Nyonya Chassandra masih dalam fantasinya, dan Emma masih dalam keadaan syoknya. Hingga sebuah suara yang sangat familiar menyadarkannya.
"Ibu, jangan macam-macam" kata Brian yang tiba-tiba muncul di ambang pintu. Nyonya Chassandra kaget dan menoleh, ia tersenyum innocent pada putranya.
"Apa maksud ibu dengan 'lahir secantik ibunya?' ibu pikir Emma hamil?" tanya Brian tajam, sementara sang ibu hanya memalingkan wajah dan menggaruk tengkuknya yang memang tidak gatal, setetes keringat menetes di dahi hingga pipinya, tanda ia panik.
"Hamil!?" tanya Emma tidak percaya.
"Ah, namanya Emma ya" kata nyonya Chassandra mengalihkan pembicaraan.
"Ibu mengalihkan pembicaraan" kata Brian mengskak sang ibu. Nyonya Chassandra mengeluh dalam hati.
"Ibu pikir akan mendapatkan Brian kecil-kecil. Maafkan ibu karena berharap lebih, Brian sayang" jawab Nyonya Chassandra sambil memainkan kedua telunjuknya.
"Ibu, aku tidak akan melakukan sesuatu seperti itu" jawab Brian dengan nada serius
"Heh? Kenapa tidak? Emma cantik, ibu suka. Jadi kenapa kau tidak melakukannya dan segera beri ibu cucu?" tanya Nyonya Chassandra dengan puppy eyes.

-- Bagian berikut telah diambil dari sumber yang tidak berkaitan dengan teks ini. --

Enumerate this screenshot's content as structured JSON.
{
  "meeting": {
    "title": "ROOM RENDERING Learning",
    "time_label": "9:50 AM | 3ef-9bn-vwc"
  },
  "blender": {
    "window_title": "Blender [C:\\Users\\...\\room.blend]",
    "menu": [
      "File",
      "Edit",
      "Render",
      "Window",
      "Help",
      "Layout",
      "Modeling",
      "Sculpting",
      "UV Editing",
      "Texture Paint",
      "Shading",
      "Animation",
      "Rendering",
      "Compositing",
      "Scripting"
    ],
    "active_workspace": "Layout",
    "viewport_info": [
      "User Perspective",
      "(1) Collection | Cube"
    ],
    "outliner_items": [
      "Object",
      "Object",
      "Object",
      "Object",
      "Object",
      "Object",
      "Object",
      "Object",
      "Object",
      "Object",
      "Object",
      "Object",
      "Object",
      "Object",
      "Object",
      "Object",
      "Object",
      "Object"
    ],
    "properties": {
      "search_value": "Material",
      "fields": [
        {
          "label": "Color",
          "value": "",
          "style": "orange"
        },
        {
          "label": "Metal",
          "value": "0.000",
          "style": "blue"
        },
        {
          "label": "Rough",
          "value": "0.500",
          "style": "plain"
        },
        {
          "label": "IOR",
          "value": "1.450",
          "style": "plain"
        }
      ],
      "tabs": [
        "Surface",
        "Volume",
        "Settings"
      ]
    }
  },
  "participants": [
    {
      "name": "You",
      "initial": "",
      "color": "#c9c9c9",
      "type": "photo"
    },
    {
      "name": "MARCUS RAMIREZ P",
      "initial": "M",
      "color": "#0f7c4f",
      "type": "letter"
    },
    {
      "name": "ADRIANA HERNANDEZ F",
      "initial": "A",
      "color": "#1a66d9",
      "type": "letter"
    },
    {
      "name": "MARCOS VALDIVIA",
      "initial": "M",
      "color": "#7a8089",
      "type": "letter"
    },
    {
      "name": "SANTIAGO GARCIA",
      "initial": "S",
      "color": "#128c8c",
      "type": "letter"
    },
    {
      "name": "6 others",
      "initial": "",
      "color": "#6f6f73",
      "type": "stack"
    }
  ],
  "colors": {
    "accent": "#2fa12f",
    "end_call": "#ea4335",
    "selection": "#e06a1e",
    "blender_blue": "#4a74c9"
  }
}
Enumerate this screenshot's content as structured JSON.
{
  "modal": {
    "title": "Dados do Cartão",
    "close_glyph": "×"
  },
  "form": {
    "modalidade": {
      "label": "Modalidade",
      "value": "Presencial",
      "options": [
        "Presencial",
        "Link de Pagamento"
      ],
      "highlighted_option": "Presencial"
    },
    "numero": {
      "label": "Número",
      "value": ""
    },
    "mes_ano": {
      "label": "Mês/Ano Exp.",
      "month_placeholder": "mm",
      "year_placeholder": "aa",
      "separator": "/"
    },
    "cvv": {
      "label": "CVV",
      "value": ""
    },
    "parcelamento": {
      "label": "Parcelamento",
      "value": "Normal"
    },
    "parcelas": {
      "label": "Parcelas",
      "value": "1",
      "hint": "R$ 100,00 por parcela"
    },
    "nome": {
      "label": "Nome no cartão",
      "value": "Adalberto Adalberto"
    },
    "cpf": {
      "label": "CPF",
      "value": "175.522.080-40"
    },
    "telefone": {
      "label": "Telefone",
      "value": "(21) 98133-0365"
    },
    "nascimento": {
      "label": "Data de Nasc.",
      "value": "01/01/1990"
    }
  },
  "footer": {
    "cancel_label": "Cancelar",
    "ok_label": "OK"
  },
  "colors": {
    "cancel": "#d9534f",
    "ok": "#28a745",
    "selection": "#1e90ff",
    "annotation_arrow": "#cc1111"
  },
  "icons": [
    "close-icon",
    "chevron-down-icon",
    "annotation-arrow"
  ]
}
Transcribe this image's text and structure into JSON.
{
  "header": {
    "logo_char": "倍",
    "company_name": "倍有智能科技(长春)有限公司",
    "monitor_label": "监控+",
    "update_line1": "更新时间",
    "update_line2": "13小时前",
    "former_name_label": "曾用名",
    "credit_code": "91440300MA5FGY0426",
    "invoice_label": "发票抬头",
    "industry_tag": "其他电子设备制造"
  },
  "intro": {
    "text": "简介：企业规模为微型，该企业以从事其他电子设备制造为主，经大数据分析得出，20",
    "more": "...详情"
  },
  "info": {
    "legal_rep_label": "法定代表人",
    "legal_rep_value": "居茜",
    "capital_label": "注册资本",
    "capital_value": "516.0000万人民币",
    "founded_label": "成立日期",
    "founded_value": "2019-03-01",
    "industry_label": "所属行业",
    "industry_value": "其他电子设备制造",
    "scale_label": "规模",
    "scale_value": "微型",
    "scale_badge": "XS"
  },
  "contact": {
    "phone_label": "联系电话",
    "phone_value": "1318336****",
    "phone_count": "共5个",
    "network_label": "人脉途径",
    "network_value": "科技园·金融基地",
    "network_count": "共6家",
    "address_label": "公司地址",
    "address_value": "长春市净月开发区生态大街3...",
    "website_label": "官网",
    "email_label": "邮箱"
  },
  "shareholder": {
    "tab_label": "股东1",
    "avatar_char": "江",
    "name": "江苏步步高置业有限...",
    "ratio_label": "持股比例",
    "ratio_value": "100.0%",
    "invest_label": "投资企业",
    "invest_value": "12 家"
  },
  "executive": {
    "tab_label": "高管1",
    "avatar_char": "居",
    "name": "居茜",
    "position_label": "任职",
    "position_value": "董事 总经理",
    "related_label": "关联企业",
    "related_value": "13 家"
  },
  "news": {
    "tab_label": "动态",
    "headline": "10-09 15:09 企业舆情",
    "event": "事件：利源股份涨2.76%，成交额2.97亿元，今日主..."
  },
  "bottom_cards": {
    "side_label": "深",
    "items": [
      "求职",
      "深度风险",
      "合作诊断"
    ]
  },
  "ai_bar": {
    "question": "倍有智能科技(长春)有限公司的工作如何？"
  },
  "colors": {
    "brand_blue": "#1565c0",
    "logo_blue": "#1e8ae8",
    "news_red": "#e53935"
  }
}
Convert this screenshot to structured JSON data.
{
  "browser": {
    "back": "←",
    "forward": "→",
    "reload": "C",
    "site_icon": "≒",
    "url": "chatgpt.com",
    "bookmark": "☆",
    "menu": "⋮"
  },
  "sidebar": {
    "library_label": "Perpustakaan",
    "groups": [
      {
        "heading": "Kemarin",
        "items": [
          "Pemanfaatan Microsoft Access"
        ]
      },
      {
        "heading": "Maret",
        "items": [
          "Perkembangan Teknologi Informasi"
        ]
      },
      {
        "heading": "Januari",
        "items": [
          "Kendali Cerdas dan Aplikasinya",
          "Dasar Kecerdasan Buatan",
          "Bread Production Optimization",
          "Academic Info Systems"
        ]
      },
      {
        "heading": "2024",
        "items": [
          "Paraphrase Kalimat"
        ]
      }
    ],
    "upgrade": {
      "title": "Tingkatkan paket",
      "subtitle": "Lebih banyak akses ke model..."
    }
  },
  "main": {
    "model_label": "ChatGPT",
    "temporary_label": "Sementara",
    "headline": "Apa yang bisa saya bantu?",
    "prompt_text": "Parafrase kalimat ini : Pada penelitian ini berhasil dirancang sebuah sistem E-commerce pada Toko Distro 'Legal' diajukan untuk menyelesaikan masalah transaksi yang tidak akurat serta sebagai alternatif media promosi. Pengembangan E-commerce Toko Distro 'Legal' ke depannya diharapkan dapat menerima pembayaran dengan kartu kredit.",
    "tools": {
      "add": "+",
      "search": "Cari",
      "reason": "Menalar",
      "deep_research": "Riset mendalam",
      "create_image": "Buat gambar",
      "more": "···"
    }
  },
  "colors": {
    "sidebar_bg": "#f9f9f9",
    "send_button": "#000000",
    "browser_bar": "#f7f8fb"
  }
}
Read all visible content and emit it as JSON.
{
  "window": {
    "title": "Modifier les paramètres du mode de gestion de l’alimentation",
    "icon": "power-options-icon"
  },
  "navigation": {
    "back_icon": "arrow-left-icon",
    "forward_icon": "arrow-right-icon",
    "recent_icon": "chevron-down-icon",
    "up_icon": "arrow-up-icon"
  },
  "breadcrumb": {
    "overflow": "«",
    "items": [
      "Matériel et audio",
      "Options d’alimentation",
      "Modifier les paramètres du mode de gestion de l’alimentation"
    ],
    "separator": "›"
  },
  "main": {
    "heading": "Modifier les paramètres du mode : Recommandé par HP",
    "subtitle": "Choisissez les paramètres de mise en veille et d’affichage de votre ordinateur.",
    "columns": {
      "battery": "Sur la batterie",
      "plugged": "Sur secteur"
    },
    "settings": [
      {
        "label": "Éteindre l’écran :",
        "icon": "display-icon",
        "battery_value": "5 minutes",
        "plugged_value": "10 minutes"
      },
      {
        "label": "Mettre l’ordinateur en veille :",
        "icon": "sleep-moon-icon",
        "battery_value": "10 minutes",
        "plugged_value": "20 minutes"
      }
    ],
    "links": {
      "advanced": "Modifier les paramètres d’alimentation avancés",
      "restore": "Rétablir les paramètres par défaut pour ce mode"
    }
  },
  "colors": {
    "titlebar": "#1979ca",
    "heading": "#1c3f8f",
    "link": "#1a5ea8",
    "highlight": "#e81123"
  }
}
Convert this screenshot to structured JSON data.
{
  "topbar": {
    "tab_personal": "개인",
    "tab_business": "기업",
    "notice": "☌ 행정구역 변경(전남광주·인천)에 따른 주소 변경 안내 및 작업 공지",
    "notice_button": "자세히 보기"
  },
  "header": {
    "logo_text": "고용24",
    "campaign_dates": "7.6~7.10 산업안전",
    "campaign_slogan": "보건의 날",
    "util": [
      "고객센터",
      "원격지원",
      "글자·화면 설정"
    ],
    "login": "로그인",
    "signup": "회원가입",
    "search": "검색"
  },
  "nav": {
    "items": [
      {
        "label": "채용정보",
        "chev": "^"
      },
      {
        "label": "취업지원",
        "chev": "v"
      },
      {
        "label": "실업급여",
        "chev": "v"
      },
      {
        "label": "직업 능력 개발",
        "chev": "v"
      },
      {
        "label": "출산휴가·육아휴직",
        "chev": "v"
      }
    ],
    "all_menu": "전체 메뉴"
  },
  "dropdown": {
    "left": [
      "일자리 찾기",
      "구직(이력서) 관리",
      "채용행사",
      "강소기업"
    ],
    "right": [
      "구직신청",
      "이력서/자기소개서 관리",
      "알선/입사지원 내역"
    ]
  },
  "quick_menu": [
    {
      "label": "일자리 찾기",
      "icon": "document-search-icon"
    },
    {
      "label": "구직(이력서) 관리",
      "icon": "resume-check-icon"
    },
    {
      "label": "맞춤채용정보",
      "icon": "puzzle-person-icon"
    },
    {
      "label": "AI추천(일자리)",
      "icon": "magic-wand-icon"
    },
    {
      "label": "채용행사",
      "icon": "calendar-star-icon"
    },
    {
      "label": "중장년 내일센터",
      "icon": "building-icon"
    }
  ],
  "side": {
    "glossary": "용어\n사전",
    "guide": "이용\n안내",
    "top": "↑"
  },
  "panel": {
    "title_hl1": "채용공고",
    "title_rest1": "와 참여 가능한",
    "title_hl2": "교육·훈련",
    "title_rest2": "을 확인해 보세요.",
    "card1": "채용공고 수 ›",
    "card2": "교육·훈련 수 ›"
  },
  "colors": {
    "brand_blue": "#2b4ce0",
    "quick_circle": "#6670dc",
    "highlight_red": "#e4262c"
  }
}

Sementara Emma tercengang dengan percakapan Ibu dan anak itu. Wajahnya memerah, tentu ia mengerti ke arah mana percakapan itu. ia tertunduk guna menyembunyikan wajahnya.
"AKU MASIH SEKOLAH! IBU!" teriak Brian dan berhasil membuat ibunya memejamkan mata. Bahkan Emma kaget kalau Brian bisa menaikkan suaranya dan berteriak seperti itu. Yang ia tahu Brian itu adalah pribadi yang selalu tenang dan baik. Sungguh, keluarga Petrenkov tidak bisa ditebak. Nyonya Chassandra tidak menyerah begitu saja, ia menguatkan diri untuk bertanya sekali lagi, berharap sang putra mau menuruti perkataannya.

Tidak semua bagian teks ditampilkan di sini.